The more that a French manufacturing firm is involved in exporting and offshoring activities, the higher the wages it will be paying its employees on average. What''s more, the wage gains associated with exporting and offshoring are higher in firms with collective bargaining. These are among the findings of a study by Juan Carluccio, Denis Fougère and Erwan Gautier, published in the May 2015 issue of the Economic Journal.

The researchers note that globalisation opens up new export opportunities for firms, resulting in higher domestic employment and wages. But it also facilitates offshoring, which has ambiguous effects. Access to cheaper foreign goods improves the efficiency of the production process. But such efficiency gains entail the potential replacement of local production, which exerts downside pressures on domestic wages (particularly for unskilled workers whose production can be more easily substituted).

The new study investigates the effect of exporting and offshoring on local wages using detailed data for French manufacturing firms. It finds that the higher the exporting and offshoring activities of a firm, the higher the wages it pays on average. Exports increase wages for all worker types, but offshoring benefits executives and tends to, at best, leave blue-collar workers'' wages unchanged: each activity prompts different changes within the firm.
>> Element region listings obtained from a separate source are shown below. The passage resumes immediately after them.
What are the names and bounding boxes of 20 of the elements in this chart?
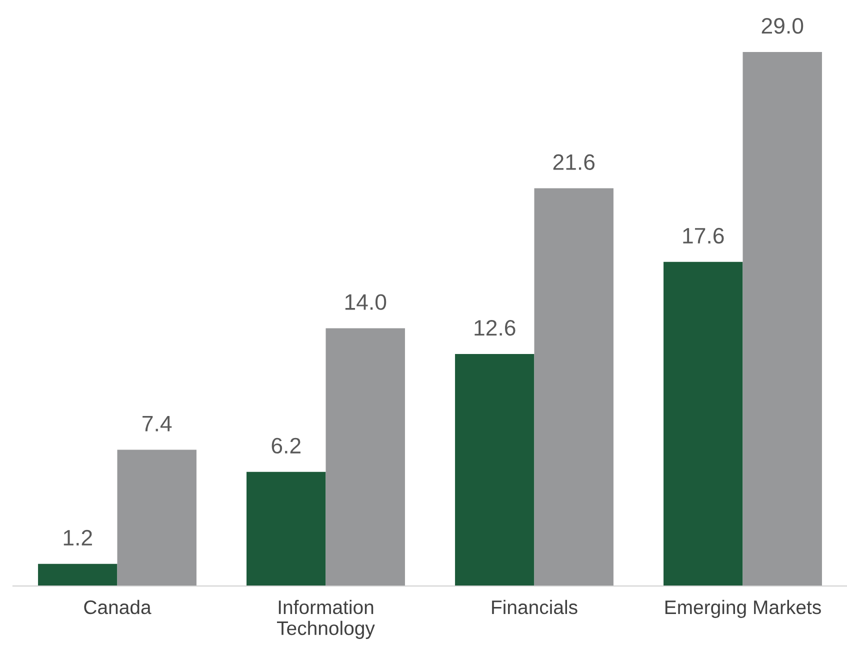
bar (38, 564, 118, 586)
bar (117, 450, 196, 586)
bar (246, 472, 326, 586)
data-label: 17.6 (683, 228, 724, 244)
bar (455, 354, 534, 586)
x-tick-label: Information Technology (277, 600, 375, 639)
bar (742, 52, 822, 586)
data-label: 12.6 (474, 320, 516, 336)
data-label: 29.0 (762, 18, 804, 34)
bar (534, 188, 614, 586)
bar (326, 328, 405, 586)
data-label: 14.0 (345, 294, 386, 310)
data-label: 21.6 (553, 154, 595, 170)
x-tick-label: Financials (492, 600, 578, 614)
bar (664, 262, 743, 586)
data-label: 6.2 (272, 438, 300, 454)
x-tick-label: Canada (84, 600, 152, 614)
data-label: 1.2 (64, 530, 92, 546)
data-label: 7.4 (142, 416, 172, 432)
x-tick-label: Emerging Markets (665, 600, 821, 618)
In most European countries, the incidence of collective bargaining is very high, with over 70% of workers covered by some kind of collective agreement. The study finds that in firms with collective bargaining, the wage gains associated with exports and offshoring are higher than in firms with no collective bargaining. Contrary to conventional wisdom, the researchers do not find evidence that collective bargaining reduces the wage inequalities created by offshoring.

Overall, the results support the long-standing idea that trade generates aggregate gains but also winners and losers, with the latter being on average the less skilled.

Firms that trade more intensively pay higher wages: firm-level average hourly wages are €15 for the lowest exporters versus €19 for the largest exporters. Figure 1 plots (separately for blue-collar workers and executives) average hourly wages by percentiles of the distribution of exports or offshoring per employee.

It shows that the impact of trade on the wages of particular workers depends on their occupation. The average hourly wage of blue-collar workers goes from €12 for the least intensive exporters to more than €14 for the most intensive exporters. Blue-collar workers'' wages vary much less with offshoring (from €12.10 to €12.80), whereas for executives, both exports and offshoring are positively related to their wages.

These findings are in line with the widespread idea that, on average, workers in the high-skilled occupations are complements to overseas production, while those in the relatively low-skilled occupations are substitutes.

Figure 2 shows that the wage gains to signing firm-level agreements (the difference between the dotted and plain curves) accrue to all worker categories, regardless of the trade intensity. For blue-collar workers, the wage gain associated with firm-level agreements (compared with industry agreements) increases with the level of exports and offshoring per worker. For executives, the wage gain associated with a firm-level agreement is also positive.

The researchers'' estimations do not turn up any significant differences in wage gains associated with collective agreements across workers'' categories. Bargaining implies a redistribution of trade-created rents from the shareholders to the workers, but it does not benefit the unskilled relatively more.

''Trade, Wages, and Collective Bargaining: Evidence from France'' by Juan Carluccio, Denis Fougère and Erwan Gautier is published in the May 2015 issue of the Economic Journal. Juan Carluccio is at the Banque de France and the University of Surrey. Denis Fougère is at CNRS in Paris. Erwan Gautier is at the University of Nantes.